L’ordinateur est l’un des moyens les plus efficaces de représentation des connaissances (l’idée d’une intelligence artificielle est née en même temps que celle de l’ordinateur) : il permet de formaliser et de représenter des connaissances, puis de les manipuler. Aussi, comme un jeu de miroir, la formalisation peut également faire l’objet d’expérimentation : les concepts peuvent être redéfinis, ainsi que leur articulation, et ce travail réflexif fait partie intégrante de l’activité de création. Celle-ci suppose donc une certaine plasticité de son environnement informatique, c’est-à-dire un programme ouvert que chacun peut modeler lui-même. Il s’agit donc ici moins d’écrire un ensemble de prescriptions définissant une « conduite » au travers d’une notation, que de décrire des entités et des processus d’ordre cognitif. Le corps est ainsi, avant d’être l’instrument d’une interprétation, une représentation mentale.

C’est dans cette perspective que nous avons choisi de commencer notre réflexion depuis la notation Laban. Ce choix vient essentiellement de la consistance (dans le sens purement logique) de cette notation : il s’agit d’une notation qui répond à une systématique précise et rigoureuse mais nullement contraignante. Bien au contraire, son aspect systématique permet déjà, au stade de l’écriture, d’imaginer nombre d’alternatives (d’écritures ou de mouvements) et ainsi nécessite une sorte d’explicitation de la part du notateur.

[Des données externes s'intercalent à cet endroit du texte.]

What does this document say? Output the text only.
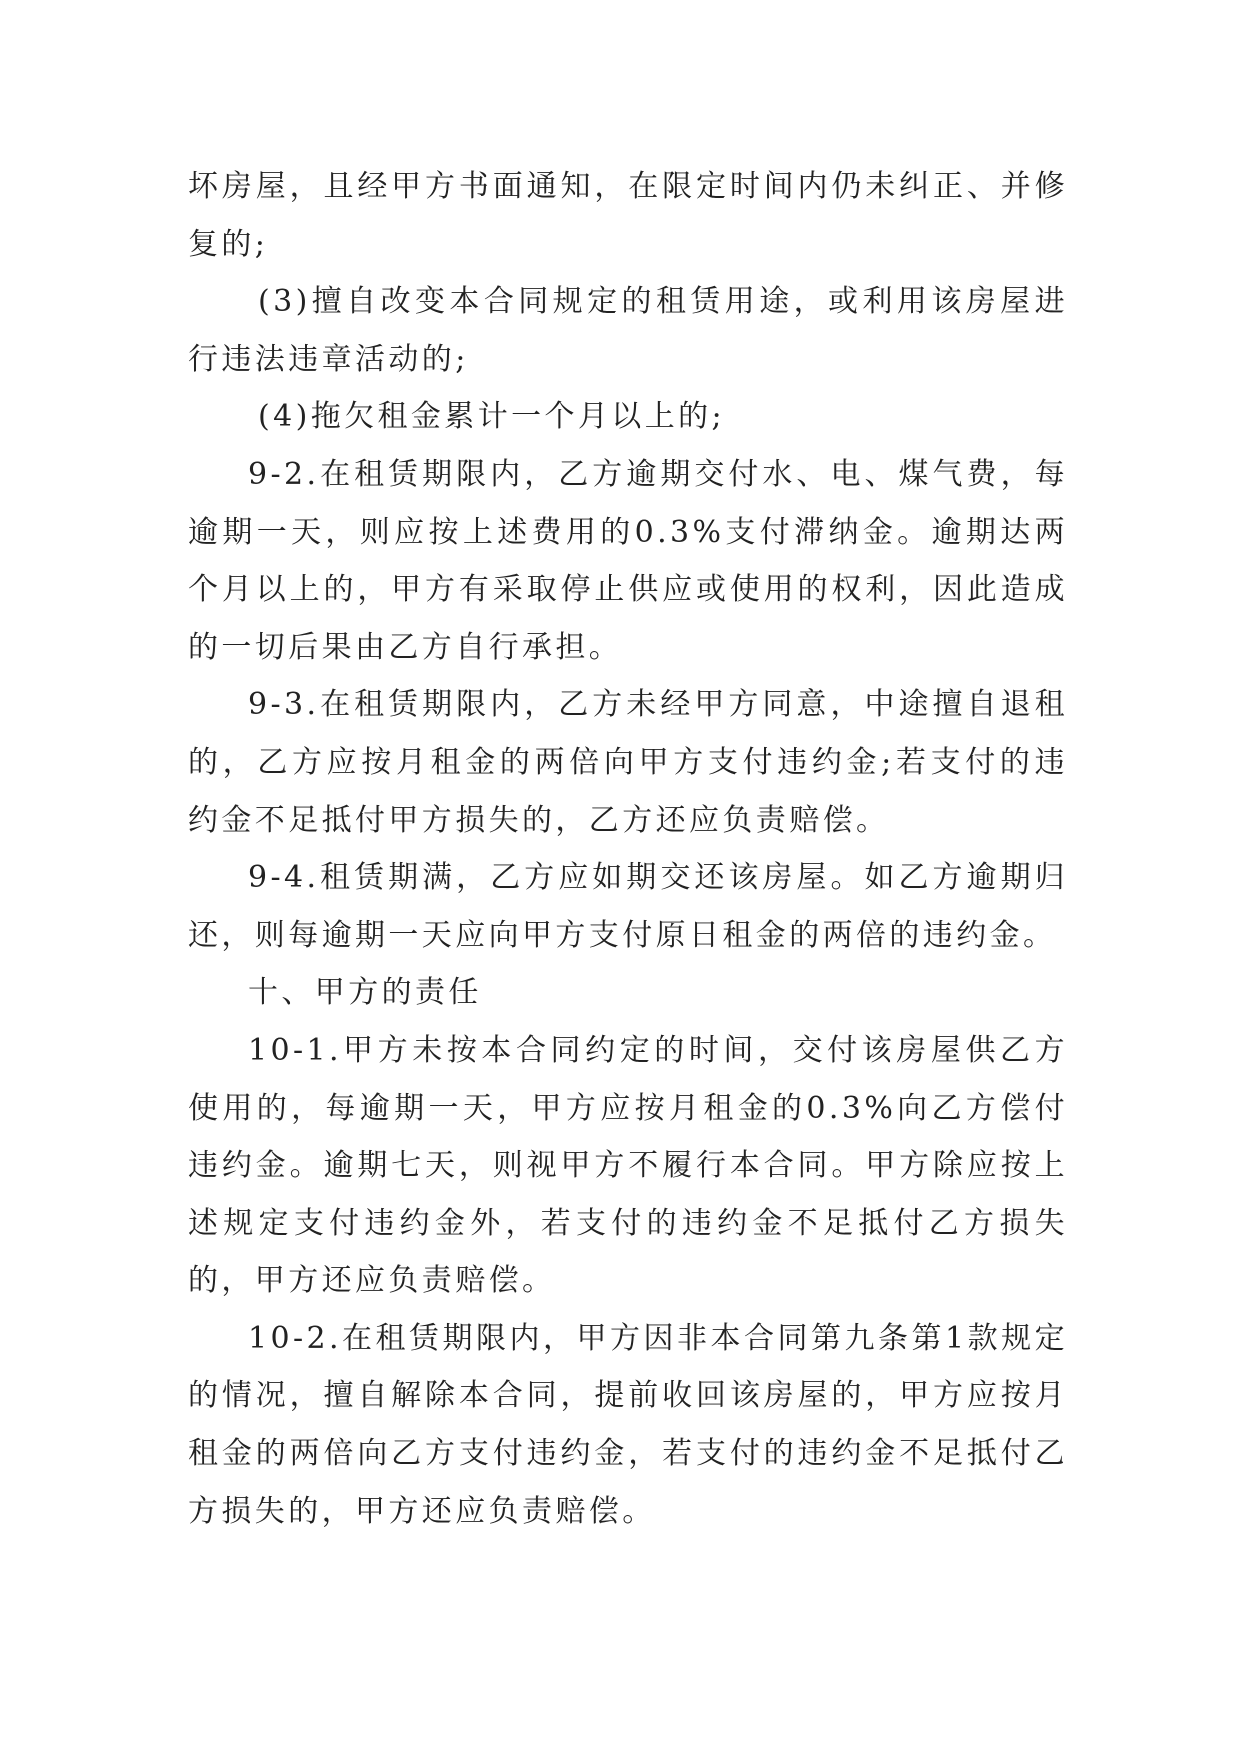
坏房屋，且经甲方书面通知，在限定时间内仍未纠正、并修复的;

(3)擅自改变本合同规定的租赁用途，或利用该房屋进行违法违章活动的;

(4)拖欠租金累计一个月以上的;

9-2.在租赁期限内，乙方逾期交付水、电、煤气费，每逾期一天，则应按上述费用的0.3%支付滞纳金。逾期达两个月以上的，甲方有采取停止供应或使用的权利，因此造成的一切后果由乙方自行承担。

9-3.在租赁期限内，乙方未经甲方同意，中途擅自退租的，乙方应按月租金的两倍向甲方支付违约金;若支付的违约金不足抵付甲方损失的，乙方还应负责赔偿。

9-4.租赁期满，乙方应如期交还该房屋。如乙方逾期归还，则每逾期一天应向甲方支付原日租金的两倍的违约金。

十、甲方的责任

10-1.甲方未按本合同约定的时间，交付该房屋供乙方使用的，每逾期一天，甲方应按月租金的0.3%向乙方偿付违约金。逾期七天，则视甲方不履行本合同。甲方除应按上述规定支付违约金外，若支付的违约金不足抵付乙方损失的，甲方还应负责赔偿。

10-2.在租赁期限内，甲方因非本合同第九条第1款规定的情况，擅自解除本合同，提前收回该房屋的，甲方应按月租金的两倍向乙方支付违约金，若支付的违约金不足抵付乙方损失的，甲方还应负责赔偿。
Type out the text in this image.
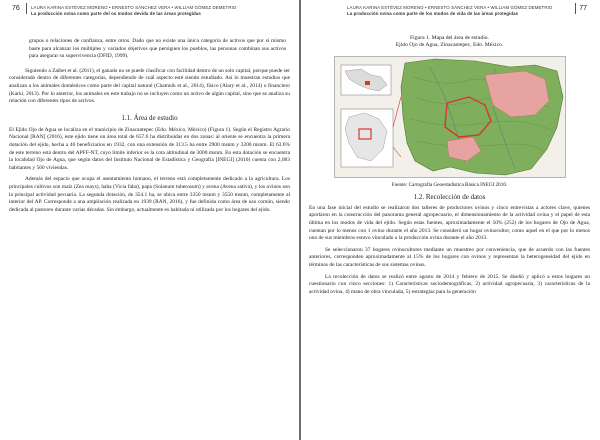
76	LAURA KARINA ESTÉVEZ MORENO • ERNESTO SÁNCHEZ VERA • WILLIAM GÓMEZ DEMETRIO
La producción ovina como parte del os modos devida de las áreas protegidas

grupos o relaciones de confianza, entre otros. Dado que no existe una única categoría de activos que por sí mismo baste para alcanzar los múltiples y variados objetivos que persiguen los pueblos, las personas combinan sus activos para asegurar su supervivencia (DFID, 1999).

Siguiendo a Zaibet et al. (2011), el ganado no se puede clasificar con facilidad dentro de un solo capital, porque puede ser considerado dentro de diferentes categorías, dependiendo de cuál aspecto esté siendo estudiado. Así lo muestran estudios que analizan a los animales domésticos como parte del capital natural (Chamnik et al., 2014), físico (Alary et al., 2014) o financiero (Karki, 2013). Por lo anterior, los animales en este trabajo no se incluyen como un activo de algún capital, sino que se analiza su relación con diferentes tipos de activos.

1.1. Área de estudio

El Ejido Ojo de Agua se localiza en el municipio de Zinacantepec (Edo. México, México) (Figura 1). Según el Registro Agrario Nacional [RAN] (2016), este ejido tiene un área total de 657.6 ha distribuidas en dos zonas: al oriente se encuentra la primera dotación del ejido, hecha a 46 beneficiarios en 1932, con una extensión de 313.5 ha entre 2900 msnm y 3200 msnm. El 63.6% de este terreno está dentro del APFF-NT, cuyo límite inferior es la cota altitudinal de 3000 msnm. En esta dotación se encuentra la localidad Ojo de Agua, que según datos del Instituto Nacional de Estadística y Geografía [INEGI] (2010) cuenta con 2,083 habitantes y 560 viviendas.

Además del espacio que ocupa el asentamiento humano, el terreno está completamente dedicado a la agricultura. Los principales cultivos son maíz (Zea mays), haba (Vicia faba), papa (Solanum tuberosum) y avena (Avena sativa), y los ovinos son la principal actividad pecuaria. La segunda dotación, de 354.1 ha, se ubica entre 3350 msnm y 3550 msnm, completamente al interior del AP. Corresponde a una ampliación realizada en 1939 (RAN, 2016), y fue definida como área de uso común, siendo dedicada al pastoreo durante varias décadas. Sin embargo, actualmente es habitada ni utilizada por los hogares del ejido.

LAURA KARINA ESTÉVEZ MORENO • ERNESTO SÁNCHEZ VERA • WILLIAM GÓMEZ DEMETRIO
La producción ovina como parte de los modos de vida de las áreas protegidas
77
Figura 1. Mapa del área de estudio.
Ejido Ojo de Agua, Zinacantepec, Edo. México.
Fuente: Cartografía Geoestadística Básica INEGI 2010.
1.2. Recolección de datos

En una fase inicial del estudio se realizaron dos talleres de productores ovinos y cinco entrevistas a actores clave, quienes aportaron en la construcción del panorama general agropecuario, el dimensionamiento de la actividad ovina y el papel de esta última en los modos de vida del ejido. Según estas fuentes, aproximadamente el 50% (252) de los hogares de Ojo de Agua, cuentan por lo menos con 1 ovino durante el año 2013. Se consideró un hogar ovinocultor, como aquel en el que por lo menos uno de sus miembros estuvo vinculado a la producción ovina durante el año 2013.

Se seleccionaron 37 hogares ovinocultores mediante un muestreo por conveniencia, que de acuerdo con las fuentes anteriores, corresponden aproximadamente al 15% de los hogares con ovinos y representan la heterogeneidad del ejido en términos de las características de sus sistemas ovinos.

La recolección de datos se realizó entre agosto de 2014 y febrero de 2015. Se diseñó y aplicó a estos hogares un cuestionario con cinco secciones: 1) Características sociodemográficas, 2) actividad agropecuaria, 3) características de la actividad ovina, 4) mano de obra vinculada, 5) estrategias para la generación
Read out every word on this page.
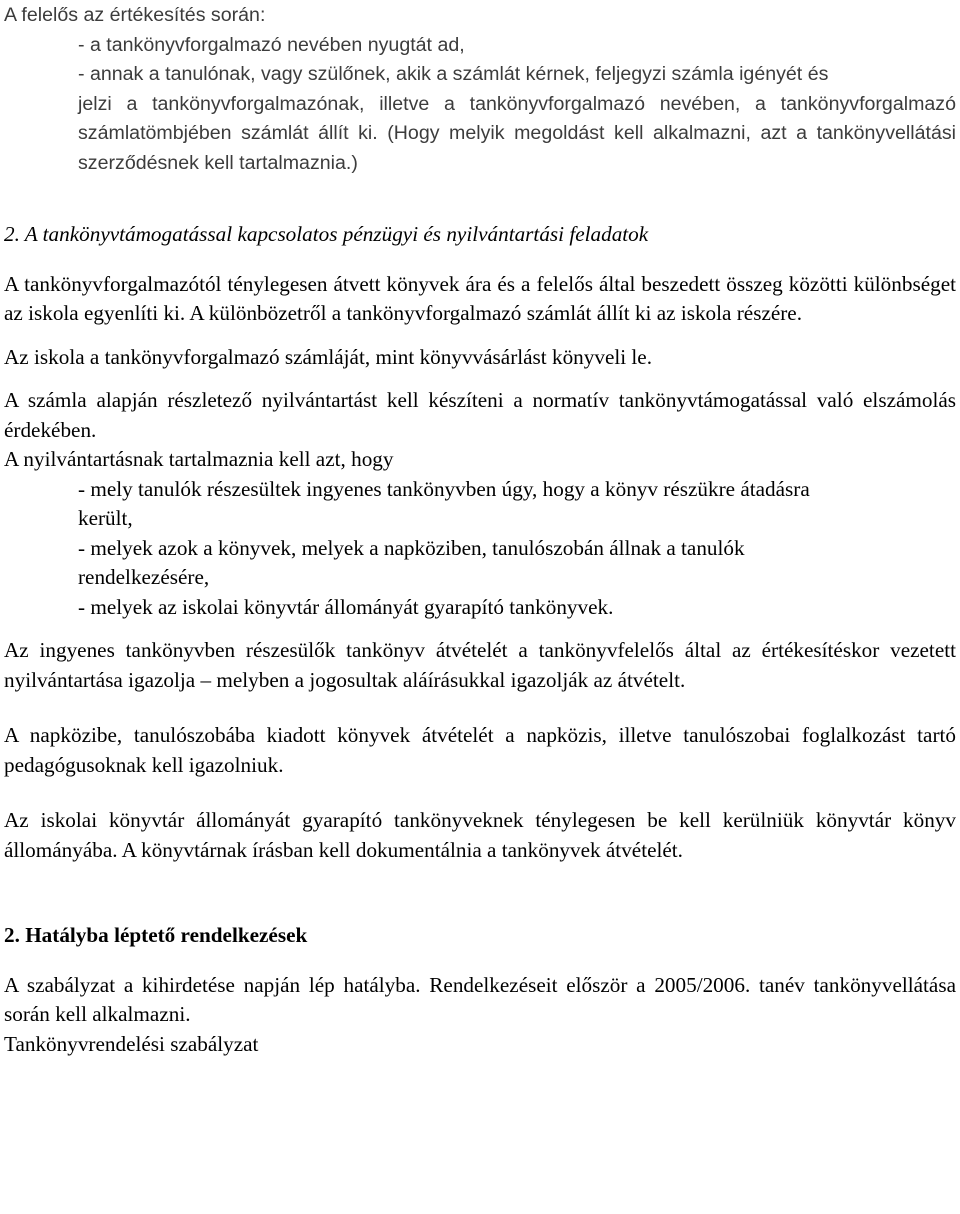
A felelős az értékesítés során:

- a tankönyvforgalmazó nevében nyugtát ad,

- annak a tanulónak, vagy szülőnek, akik a számlát kérnek, feljegyzi számla igényét és

jelzi a tankönyvforgalmazónak, illetve a tankönyvforgalmazó nevében, a tankönyvforgalmazó számlatömbjében számlát állít ki. (Hogy melyik megoldást kell alkalmazni, azt a tankönyvellátási szerződésnek kell tartalmaznia.)

2. A tankönyvtámogatással kapcsolatos pénzügyi és nyilvántartási feladatok

A tankönyvforgalmazótól ténylegesen átvett könyvek ára és a felelős által beszedett összeg közötti különbséget az iskola egyenlíti ki. A különbözetről a tankönyvforgalmazó számlát állít ki az iskola részére.

Az iskola a tankönyvforgalmazó számláját, mint könyvvásárlást könyveli le.

A számla alapján részletező nyilvántartást kell készíteni a normatív tankönyvtámogatással való elszámolás érdekében.

A nyilvántartásnak tartalmaznia kell azt, hogy

- mely tanulók részesültek ingyenes tankönyvben úgy, hogy a könyv részükre átadásra

került,

- melyek azok a könyvek, melyek a napköziben, tanulószobán állnak a tanulók

rendelkezésére,

- melyek az iskolai könyvtár állományát gyarapító tankönyvek.

Az ingyenes tankönyvben részesülők tankönyv átvételét a tankönyvfelelős által az értékesítéskor vezetett nyilvántartása igazolja – melyben a jogosultak aláírásukkal igazolják az átvételt.

A napközibe, tanulószobába kiadott könyvek átvételét a napközis, illetve tanulószobai foglalkozást tartó pedagógusoknak kell igazolniuk.

Az iskolai könyvtár állományát gyarapító tankönyveknek ténylegesen be kell kerülniük könyvtár könyv állományába. A könyvtárnak írásban kell dokumentálnia a tankönyvek átvételét.

2. Hatályba léptető rendelkezések

A szabályzat a kihirdetése napján lép hatályba. Rendelkezéseit először a 2005/2006. tanév tankönyvellátása során kell alkalmazni.

Tankönyvrendelési szabályzat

Nous avons donc extrait de la notation Laban un certain nombre de concepts et de dimensions propres au corps tels que appuis, élévation, direction, flexion, rotation, distance, enroulement, contacts, adresses et orientations. À ces dimensions peuvent venir s’en ajouter d’autres, définies par la chorégraphe. Ensuite, le corps est décomposé en parties, définies également par le chorégraphe, auxquelles tout ou partie des dimensions préalablement définies viennent s’appliquer : une « situation », ou « moment », est ainsi actualisé et peut-être intégré dans une séquence, ou plus généralement dans un ensemble ordonné ou non d’autres moments. LOL n’est autre qu’un programme permettant entre autres de définir et de manipuler des objets plus ou moins abstraits et des ensembles qui, outre leur sens mathématique, définissent des catégories grâce aux relations effectuées par le chorégraphe. »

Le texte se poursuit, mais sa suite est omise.